Russische Ingenieure des Staatlichen Krylow-Forschungszentrums in Sankt Petersburg tüfteln an einem neuen Atomeisbrecher, der das ganze Jahr hindurch im Einsatz sein kann. Der Grundentwurf steht bereits, aktuell werden Konstruktionspläne ausgearbeitet. Das Schiff soll bis zu 20 Meter dicke Eisschichten durchbrechen können.
Erst in diesem Jahr lief die „Ilja Muromez“, das Flaggschiff der russischen Eisbrecher-Flotte, vom Stapel. Es ist das erste von insgesamt vier dieselelektrischen Schiffen dieser Art, die zur Versorgung in der Arktis eingesetzt werden sollen. Mit 40 Einheiten besitzt Russland gegenwärtig die weltgrößte Eismeerflotte.
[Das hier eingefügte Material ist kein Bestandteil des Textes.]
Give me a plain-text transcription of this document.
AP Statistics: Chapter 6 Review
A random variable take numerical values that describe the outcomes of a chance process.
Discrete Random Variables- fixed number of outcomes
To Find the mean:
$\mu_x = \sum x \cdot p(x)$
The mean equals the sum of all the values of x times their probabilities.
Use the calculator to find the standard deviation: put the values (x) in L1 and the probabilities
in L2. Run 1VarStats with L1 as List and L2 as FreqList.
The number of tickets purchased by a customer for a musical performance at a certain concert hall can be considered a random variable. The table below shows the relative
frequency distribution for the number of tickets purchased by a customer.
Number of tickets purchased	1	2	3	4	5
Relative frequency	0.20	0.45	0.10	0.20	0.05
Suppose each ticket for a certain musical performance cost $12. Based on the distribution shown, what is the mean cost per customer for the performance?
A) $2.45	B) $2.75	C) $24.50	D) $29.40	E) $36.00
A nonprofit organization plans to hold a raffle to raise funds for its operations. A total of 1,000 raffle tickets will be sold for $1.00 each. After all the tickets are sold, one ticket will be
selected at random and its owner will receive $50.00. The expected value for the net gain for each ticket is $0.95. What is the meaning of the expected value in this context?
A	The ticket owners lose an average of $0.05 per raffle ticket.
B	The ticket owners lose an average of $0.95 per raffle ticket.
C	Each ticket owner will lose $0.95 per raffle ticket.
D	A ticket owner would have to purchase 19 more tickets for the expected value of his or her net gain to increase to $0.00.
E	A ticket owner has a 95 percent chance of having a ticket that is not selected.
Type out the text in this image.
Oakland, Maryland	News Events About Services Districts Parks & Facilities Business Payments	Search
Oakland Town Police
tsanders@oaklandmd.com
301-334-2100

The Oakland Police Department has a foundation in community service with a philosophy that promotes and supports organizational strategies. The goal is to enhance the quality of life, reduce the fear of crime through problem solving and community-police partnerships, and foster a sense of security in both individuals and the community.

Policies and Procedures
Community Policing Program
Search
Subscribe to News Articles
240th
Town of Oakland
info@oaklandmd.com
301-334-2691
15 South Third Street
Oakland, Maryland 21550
Die Größe und die Ausgereiftheit der russischen Flotte waren entscheidend für die Einbeziehung Russlands in die neue Arktische Küstenwache, die am 30. Oktober ins Leben gerufen wurde. Acht Länder stellen die dafür notwendigen Schiffe bereit. Bei der Verkündung erklärte der General der US-Küstenwache Paul Zukunft, Russland verfüge in der Arktis über eine Vormacht an Ressourcen. Daher sei es entscheidend, das Land mit ins Boot zu holen.